The main thing is to tune the Java heap size and newgen memory. The rule of thumb on this is for a system with more than 4G memory, allocate 1/4 the system memory but with a cap of 8G. Then set the newgen memory at 25-30% of that.

Setting the key cache to around 512M should be more than enough cache for the keys. The timeseries rows are not great candidates for row caching.

Changes to the cassandra_replicas factor will not automatically be reflected in the Cassandra database. The setting is only used when the ‘esmond’ keyspace is first created.
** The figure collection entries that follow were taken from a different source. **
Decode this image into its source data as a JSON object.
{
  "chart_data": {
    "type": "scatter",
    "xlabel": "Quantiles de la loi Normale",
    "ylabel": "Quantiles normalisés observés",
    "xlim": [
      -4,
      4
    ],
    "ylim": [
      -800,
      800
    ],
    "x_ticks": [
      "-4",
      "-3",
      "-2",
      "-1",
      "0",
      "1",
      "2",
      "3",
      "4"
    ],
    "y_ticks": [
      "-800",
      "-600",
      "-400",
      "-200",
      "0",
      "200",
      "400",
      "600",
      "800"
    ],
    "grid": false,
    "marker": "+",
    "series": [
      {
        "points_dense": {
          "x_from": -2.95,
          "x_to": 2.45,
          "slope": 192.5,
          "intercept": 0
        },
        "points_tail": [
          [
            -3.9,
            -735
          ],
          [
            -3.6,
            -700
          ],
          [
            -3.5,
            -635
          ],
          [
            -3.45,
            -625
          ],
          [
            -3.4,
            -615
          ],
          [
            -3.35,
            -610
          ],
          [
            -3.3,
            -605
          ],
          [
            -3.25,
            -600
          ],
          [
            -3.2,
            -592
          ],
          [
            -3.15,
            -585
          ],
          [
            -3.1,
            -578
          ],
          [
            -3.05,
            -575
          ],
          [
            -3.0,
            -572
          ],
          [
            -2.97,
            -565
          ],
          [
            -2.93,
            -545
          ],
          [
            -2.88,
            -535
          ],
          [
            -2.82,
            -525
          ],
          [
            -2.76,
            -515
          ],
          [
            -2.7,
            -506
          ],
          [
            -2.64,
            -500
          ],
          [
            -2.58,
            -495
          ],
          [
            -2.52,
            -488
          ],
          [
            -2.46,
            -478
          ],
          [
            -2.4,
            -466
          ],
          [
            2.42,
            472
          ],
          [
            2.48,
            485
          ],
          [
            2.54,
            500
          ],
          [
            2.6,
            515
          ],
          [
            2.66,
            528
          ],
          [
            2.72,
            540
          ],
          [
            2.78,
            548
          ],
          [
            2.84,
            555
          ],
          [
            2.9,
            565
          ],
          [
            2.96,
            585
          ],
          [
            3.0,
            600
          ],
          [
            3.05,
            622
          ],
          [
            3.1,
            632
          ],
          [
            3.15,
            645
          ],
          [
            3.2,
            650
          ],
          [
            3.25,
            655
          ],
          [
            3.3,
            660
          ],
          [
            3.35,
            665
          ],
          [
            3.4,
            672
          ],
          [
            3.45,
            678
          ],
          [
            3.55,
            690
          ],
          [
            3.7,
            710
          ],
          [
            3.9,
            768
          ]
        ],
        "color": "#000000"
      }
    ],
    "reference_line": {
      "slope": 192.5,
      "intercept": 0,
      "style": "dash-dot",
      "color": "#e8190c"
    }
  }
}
If the number of replicas needs to be changed later it should be done directly in Cassandra with the ALTER KEYSPACE command. See http://www.datastax.com/documentation/cql/3.0/cql/cql_using/update_ks_rf_t.html for more information.

If you ever delete rows from Cassandra it may be necessary to increase the value of tombstone_failure_threshold in the cassandra.yaml file. One full year of 30 second samples is just over 1 million values so deleting an entire row will leave behind enough tombstones to prevent any queries for that row key from working unless the threshold is increased. Note that these failures will normally show up as timeouts to the client (as of 2.0.7 at least) which can be misleading. The true cause of the failure does show up if the query is run with tracing enabled.

More info: http://www.datastax.com/docs/1.1/operations/tuning

Cassandra monitoring hooks

The MX4J plugin can be used to get information about the state/health of a Cassandra server. This gives a pointer to the java source and instructions how to install:

http://wiki.apache.org/cassandra/Operations#Monitoring_with_MX4J

It exposes an http interface that can be used to query JMX variables from cassandra and the OS as outlined here:

http://www.tomas.cat/blog/en/monitoring-cassandra-relevant-data-should-be-watched-and-how-send-it-graphite

The script util/query_jmx.py imports a client library from esmond.api.client that can query one of these MX4J endpoints for a variety of information. There is a nagios wrapper for that client in util/nagios.